Representing a Categorical Variable with Graphs

Help Questions

AP Statistics › Representing a Categorical Variable with Graphs

Questions 1 - 4
1

A marketing firm surveyed 500 shoppers about their primary reason for choosing a particular grocery store. The reasons were categorized as Price, Convenience, Quality, and Service. Which of the following graphical displays is most appropriate for visualizing the distribution of these reasons?

A dotplot, as it can represent each of the 500 individual shopper responses as a separate point.

A bar chart, because the variable 'reason' is categorical and this graph displays the frequency for each category.

A histogram, because it shows the shape of the distribution by grouping shopper responses into bins.

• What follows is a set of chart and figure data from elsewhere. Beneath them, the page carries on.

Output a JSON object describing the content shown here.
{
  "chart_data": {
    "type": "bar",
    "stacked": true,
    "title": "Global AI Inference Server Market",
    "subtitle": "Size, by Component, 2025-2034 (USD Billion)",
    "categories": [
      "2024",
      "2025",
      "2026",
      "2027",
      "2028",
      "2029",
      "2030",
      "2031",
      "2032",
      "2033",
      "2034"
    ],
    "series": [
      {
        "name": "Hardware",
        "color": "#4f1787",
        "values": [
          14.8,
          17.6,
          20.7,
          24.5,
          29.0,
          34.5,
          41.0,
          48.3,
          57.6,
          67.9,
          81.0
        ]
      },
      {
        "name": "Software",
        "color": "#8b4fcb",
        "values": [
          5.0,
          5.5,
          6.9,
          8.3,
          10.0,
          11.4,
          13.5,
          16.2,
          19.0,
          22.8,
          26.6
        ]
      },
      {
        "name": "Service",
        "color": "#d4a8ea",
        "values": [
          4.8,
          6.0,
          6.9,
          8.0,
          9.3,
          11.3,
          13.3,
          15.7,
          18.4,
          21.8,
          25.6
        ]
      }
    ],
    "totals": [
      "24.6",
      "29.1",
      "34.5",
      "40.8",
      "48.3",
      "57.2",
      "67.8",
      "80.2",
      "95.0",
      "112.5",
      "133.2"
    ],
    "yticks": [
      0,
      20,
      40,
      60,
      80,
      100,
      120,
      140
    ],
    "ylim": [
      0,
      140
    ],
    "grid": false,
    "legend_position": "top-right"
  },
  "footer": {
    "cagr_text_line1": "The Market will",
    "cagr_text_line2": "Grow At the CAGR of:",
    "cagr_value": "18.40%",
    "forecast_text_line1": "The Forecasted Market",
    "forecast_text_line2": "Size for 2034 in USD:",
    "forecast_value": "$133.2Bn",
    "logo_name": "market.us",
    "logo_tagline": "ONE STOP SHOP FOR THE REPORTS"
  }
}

A stem-and-leaf plot, because it is useful for showing the distribution of a variable with a small to moderate number of observations.

Explanation

A bar chart is the appropriate graphical display for a single categorical variable. The variable 'reason' has distinct categories (Price, Convenience, etc.), and a bar chart effectively shows the count or proportion in each category. Histograms, dotplots, and stem-and-leaf plots are used for quantitative data, not categorical data.

2

A city official wants to display the sources of city tax revenue for the past year. The sources are Property Tax, Sales Tax, Income Tax, and Other Fees. Which of the following graphs would be best to emphasize each source's contribution to the total revenue?

A side-by-side bar chart, to compare each revenue source to the others.

A pie chart, because it visually represents parts of a whole.

A histogram, because tax revenue is a quantitative variable.

A dotplot, to show the distribution of the different revenue amounts.

Explanation

A pie chart is specifically designed to show how a whole amount is divided into parts. It is ideal for displaying the proportion of the total tax revenue that comes from each categorical source, thus emphasizing each source's contribution to the whole.

3

A sociologist wants to compare the distribution of educational attainment (e.g., high school, bachelor's degree, master's degree) for residents of two different cities. Which graphical display would be most effective for a direct comparison between the two cities?

Two separate pie charts, one for each city's educational attainment.

A histogram of educational attainment, treating the categories as numerical values.

A side-by-side bar chart showing the educational attainment categories for each city.

A single bar chart showing the combined educational attainment for both cities.

Explanation

A side-by-side bar chart is designed to compare the distribution of a categorical variable across two or more groups. It places the bars for each city next to each other for each category, allowing for easy comparison. A combined bar chart (A) would lose the city-to-city comparison. Two pie charts (B) make direct comparison of categories difficult. A histogram (D) is inappropriate for categorical data.

4

Data on the preferred social media platform were collected from a sample of 200 teenagers and a separate sample of 300 adults. To compare the distributions of preferences between teenagers and adults, what is the most significant disadvantage of using two frequency bar charts instead of two relative frequency bar charts?

The frequency bar charts cannot be used for categorical data, only relative frequency charts can.

The direct comparison of bar heights between the two charts could be misleading due to the different sample sizes.

It would be impossible to determine the total number of people who prefer a certain platform from the frequency charts.

The frequency bar charts would not show the most popular platform for each group.

Explanation

When group sizes are unequal, comparing raw counts (frequencies) is misleading. A category might have a higher count in the adult group simply because there are more adults in the sample. Relative frequency charts standardize the comparison by showing proportions within each group, allowing for a valid comparison of preferences irrespective of sample size.